12. Let’s investigate what factors might be contributing to the disparities we’ve observed. Create a visualization showing the relationship between prior convictions (priors_count) and risk score (decile_score), colored by race. Does the algorithm weigh prior convictions differently for different racial groups?

13. In 2016, ProPublica and Northpointe (the company that created COMPAS) had a disagreement about how to measure fairness. ProPublica focused on error rates (false positives and false negatives), while Northpointe focused on calibration (whether the same score means the same probability of recidivism across groups).

    Based on your analysis, do you see evidence supporting ProPublica’s claim that the algorithm is biased? Explain your reasoning.

# To check calibration, you can calculate recidivism rates by score for each race
# This is an advanced analysis - use what you've learned to approach this

Part 5: Designing fairer algorithms

14. If you were tasked with creating a fairer risk assessment algorithm, what changes would you make to address the disparities you’ve observed?

15. Different definitions of fairness can sometimes be mathematically incompatible with each other. What trade-offs might be involved in designing a “fair” algorithm for criminal risk assessment?

16. Beyond technical solutions, what policy changes might be needed to ensure that algorithmic risk assessments are used fairly in the criminal justice system?

Stretch goals

Investigating the sources of bias

Now let’s investigate what factors might be contributing to the disparities we’ve observed. This stretch goal will involve more advanced calculations and visualizations, so you may need to refer to additional resources or documentation to complete these exercises.

17. Create a visualization showing the relationship between prior convictions (priors_count) and risk score (decile_score), colored by race. Does the algorithm weigh prior convictions differently for different racial groups?

18. Look at the distribution of prior convictions (priors_count) by race. Are there differences in the distribution that might help explain the disparities in risk scores?

19. Consider other variables in the dataset that might influence risk scores, such as age or type of charge (c_charge_degree).

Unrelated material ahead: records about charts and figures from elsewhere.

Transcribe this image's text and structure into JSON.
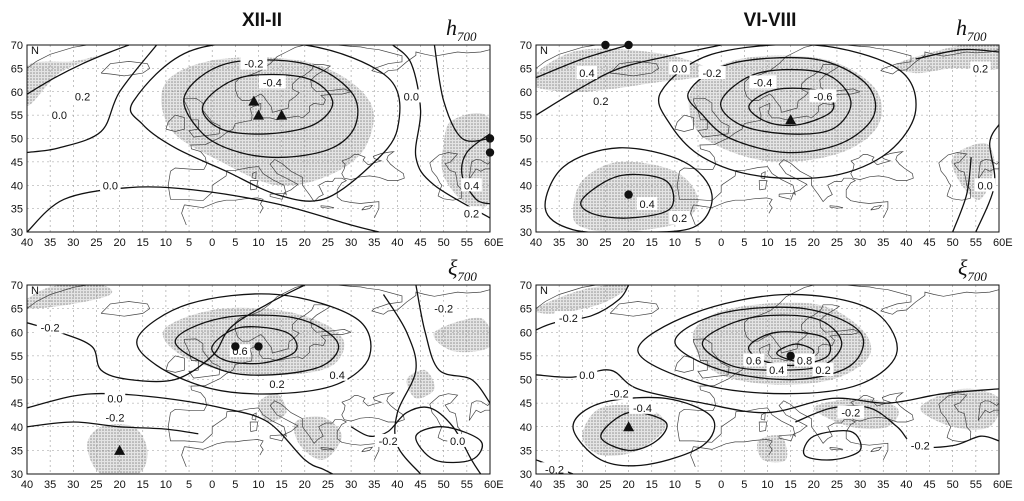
{
  "panels": [
    {
      "id": "winter-h700",
      "title": "XII-II",
      "variable": "h",
      "variable_sub": "700",
      "contour_labels": [
        {
          "text": "-0.2",
          "lon": 9,
          "lat": 66
        },
        {
          "text": "-0.4",
          "lon": 13,
          "lat": 62
        },
        {
          "text": "0.2",
          "lon": -28,
          "lat": 59
        },
        {
          "text": "0.0",
          "lon": -33,
          "lat": 55
        },
        {
          "text": "0.0",
          "lon": 43,
          "lat": 59
        },
        {
          "text": "0.0",
          "lon": -22,
          "lat": 40
        },
        {
          "text": "0.4",
          "lon": 56,
          "lat": 40
        },
        {
          "text": "0.2",
          "lon": 56,
          "lat": 34
        }
      ],
      "markers": [
        {
          "shape": "triangle",
          "lon": 9,
          "lat": 58
        },
        {
          "shape": "triangle",
          "lon": 10,
          "lat": 55
        },
        {
          "shape": "triangle",
          "lon": 15,
          "lat": 55
        },
        {
          "shape": "circle",
          "lon": 60,
          "lat": 50
        },
        {
          "shape": "circle",
          "lon": 60,
          "lat": 47
        }
      ]
    },
    {
      "id": "summer-h700",
      "title": "VI-VIII",
      "variable": "h",
      "variable_sub": "700",
      "contour_labels": [
        {
          "text": "0.0",
          "lon": -9,
          "lat": 65
        },
        {
          "text": "-0.2",
          "lon": -2,
          "lat": 64
        },
        {
          "text": "-0.4",
          "lon": 9,
          "lat": 62
        },
        {
          "text": "-0.6",
          "lon": 22,
          "lat": 59
        },
        {
          "text": "0.4",
          "lon": -29,
          "lat": 64
        },
        {
          "text": "0.2",
          "lon": -26,
          "lat": 58
        },
        {
          "text": "0.2",
          "lon": 56,
          "lat": 65
        },
        {
          "text": "0.4",
          "lon": -16,
          "lat": 36
        },
        {
          "text": "0.2",
          "lon": -9,
          "lat": 33
        },
        {
          "text": "0.0",
          "lon": 57,
          "lat": 40
        }
      ],
      "markers": [
        {
          "shape": "triangle",
          "lon": 15,
          "lat": 54
        },
        {
          "shape": "circle",
          "lon": -20,
          "lat": 38
        },
        {
          "shape": "circle",
          "lon": -25,
          "lat": 70
        },
        {
          "shape": "circle",
          "lon": -20,
          "lat": 70
        }
      ]
    },
    {
      "id": "winter-xi700",
      "title": "",
      "variable": "ξ",
      "variable_sub": "700",
      "contour_labels": [
        {
          "text": "-0.2",
          "lon": -35,
          "lat": 61
        },
        {
          "text": "0.6",
          "lon": 6,
          "lat": 56
        },
        {
          "text": "0.4",
          "lon": 27,
          "lat": 51
        },
        {
          "text": "0.2",
          "lon": 14,
          "lat": 49
        },
        {
          "text": "0.0",
          "lon": -21,
          "lat": 46
        },
        {
          "text": "-0.2",
          "lon": -21,
          "lat": 42
        },
        {
          "text": "-0.2",
          "lon": 50,
          "lat": 65
        },
        {
          "text": "-0.2",
          "lon": 38,
          "lat": 37
        },
        {
          "text": "0.0",
          "lon": 53,
          "lat": 37
        }
      ],
      "markers": [
        {
          "shape": "circle",
          "lon": 5,
          "lat": 57
        },
        {
          "shape": "circle",
          "lon": 10,
          "lat": 57
        },
        {
          "shape": "triangle",
          "lon": -20,
          "lat": 35
        }
      ]
    },
    {
      "id": "summer-xi700",
      "title": "",
      "variable": "ξ",
      "variable_sub": "700",
      "contour_labels": [
        {
          "text": "-0.2",
          "lon": -33,
          "lat": 63
        },
        {
          "text": "0.6",
          "lon": 7,
          "lat": 54
        },
        {
          "text": "0.4",
          "lon": 12,
          "lat": 52
        },
        {
          "text": "0.8",
          "lon": 18,
          "lat": 54
        },
        {
          "text": "0.2",
          "lon": 22,
          "lat": 52
        },
        {
          "text": "0.0",
          "lon": -29,
          "lat": 51
        },
        {
          "text": "-0.2",
          "lon": -22,
          "lat": 47
        },
        {
          "text": "-0.4",
          "lon": -17,
          "lat": 44
        },
        {
          "text": "-0.2",
          "lon": 28,
          "lat": 43
        },
        {
          "text": "-0.2",
          "lon": 43,
          "lat": 36
        },
        {
          "text": "-0.2",
          "lon": -36,
          "lat": 31
        }
      ],
      "markers": [
        {
          "shape": "circle",
          "lon": 15,
          "lat": 55
        },
        {
          "shape": "triangle",
          "lon": -20,
          "lat": 40
        }
      ]
    }
  ],
  "axes": {
    "lat_ticks": [
      30,
      35,
      40,
      45,
      50,
      55,
      60,
      65,
      70
    ],
    "lon_ticks": [
      -40,
      -35,
      -30,
      -25,
      -20,
      -15,
      -10,
      -5,
      0,
      5,
      10,
      15,
      20,
      25,
      30,
      35,
      40,
      45,
      50,
      55,
      60
    ],
    "lat_unit_label": "N",
    "lon_unit_label": "E"
  }
}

Do these variables show different distributions across racial groups? Might these differences contribute to disparities in risk scores?

Building a fairer algorithm

20. Let’s try to build our own recidivism prediction model using logistic regression. We’ll use the following variables as predictors:
    • age
    • priors_count
    • c_charge_degree

# Create a logistic regression model
recid_model <- glm(
  two_year_recid ~ age + priors_count + c_charge_degree,
  data = compas,
  family = binomial()
)

# Add predicted probabilities to the dataset
compas <- compas %>%
  mutate(
    predicted_prob = predict(recid_model, type = "response"),
    our_high_risk = predicted_prob >= 0.5
  )

21. Evaluate the fairness of your model using the same metrics we calculated for the COMPAS algorithm. Does your model show less bias than the COMPAS algorithm? If so, why might that be the case?

22. Now build a more complex model that includes race as a predictor:

# Create a logistic regression model with race
recid_model_with_race <- glm(
  two_year_recid ~ age + priors_count + c_charge_degree + race,
  data = compas,
  family = binomial()
)

# Add predicted probabilities to the dataset
compas <- compas %>%
  mutate(
    predicted_prob_with_race = predict(recid_model_with_race, type = "response"),
    race_high_risk = predicted_prob_with_race >= 0.5
  )

23. Compare the fairness metrics for this model with your previous model. What happened to the disparities between racial groups? Does including race as a variable make the algorithm more or less fair?

24. Based on your analysis, write a brief policy recommendation for how risk assessment algorithms should be used in the criminal justice system. Consider the following questions:

    • Should algorithms like COMPAS be used in criminal justice decisions? Why or why not?
    • If they are used, what safeguards should be put in place?
    • How should the trade-off between accuracy and fairness be handled?
    • What role should transparency play in algorithmic decision-making?